Mexican newspaper photographers attacked by gunmen
Two Mexican newspaper photographers have been attacked by gunmen in Ciudad Juarez, in northern Mexico.
Police say gunmen shot dead Luis Carlos Santiago and severely injured Carlos Sanchez, who both worked for the local paper, Diario de Juarez.
The newspaper's editor said he did not know why they had been targeted.
The Committee to Protect Journalists (CPJ), a US campaign group, says journalists in Mexico are increasingly being attacked by drug cartels.
According the CPJ, fear of the cartels is leading some publications to stop reporting on drug-related violence.
Newspaper director Pedro Torres told the Associated Press news agency that 21-year-old Mr Santiago and his colleague were driving to lunch when gunmen in two cars intercepted them and opened fire.
Mr Sanchez is in a serious condition in hospital.
Upsurge in violence
According to the CJP, Mexico is one of the world's most dangerous countries for journalists and more than 30 have been killed or have gone missing since President Felipe Calderon launched a military crackdown on organised crime in 2006.
Ciudad Juarez has been the scene of frequent violence.
In 2008, another El Diario de Juarez journalist, Armando Rodriguez, was killed in front of his home in the city, which is close to the US-Mexico border.
The following year the federal agent who had been investigating Rodriguez's death was killed.
In recent weeks there has been a big upsurge in violence in north-eastern Mexico, where rival drugs gangs are battling for control of smuggling routes into the US.
The rising violence has led to growing criticism of Mr Calderon's military crackdown on the drugs cartels.
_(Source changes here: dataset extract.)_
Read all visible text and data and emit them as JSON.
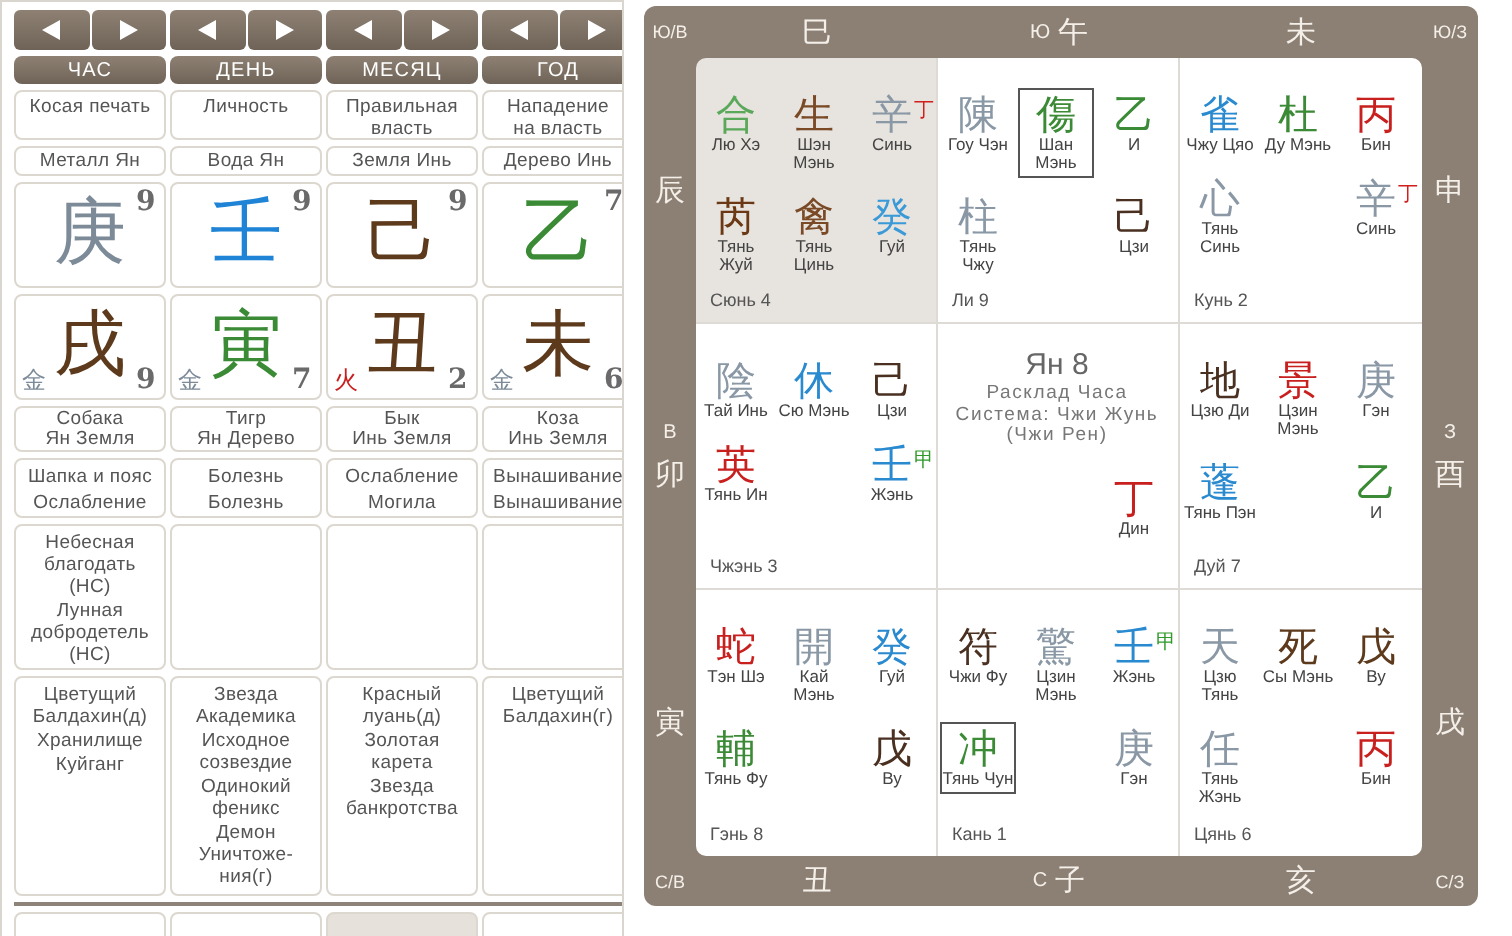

Opposition groups say the crackdown, which began three-and-a-half years ago, has done nothing to stop the flow of drugs to the US.
More than 28,000 people have died in drug-related violence since President Calderon deployed the army against the cartels in 2006. The violence has spilled over into Central America.
However, the president has defended his policy, saying that the rise in violence is a sign that the cartels are becoming more desperate.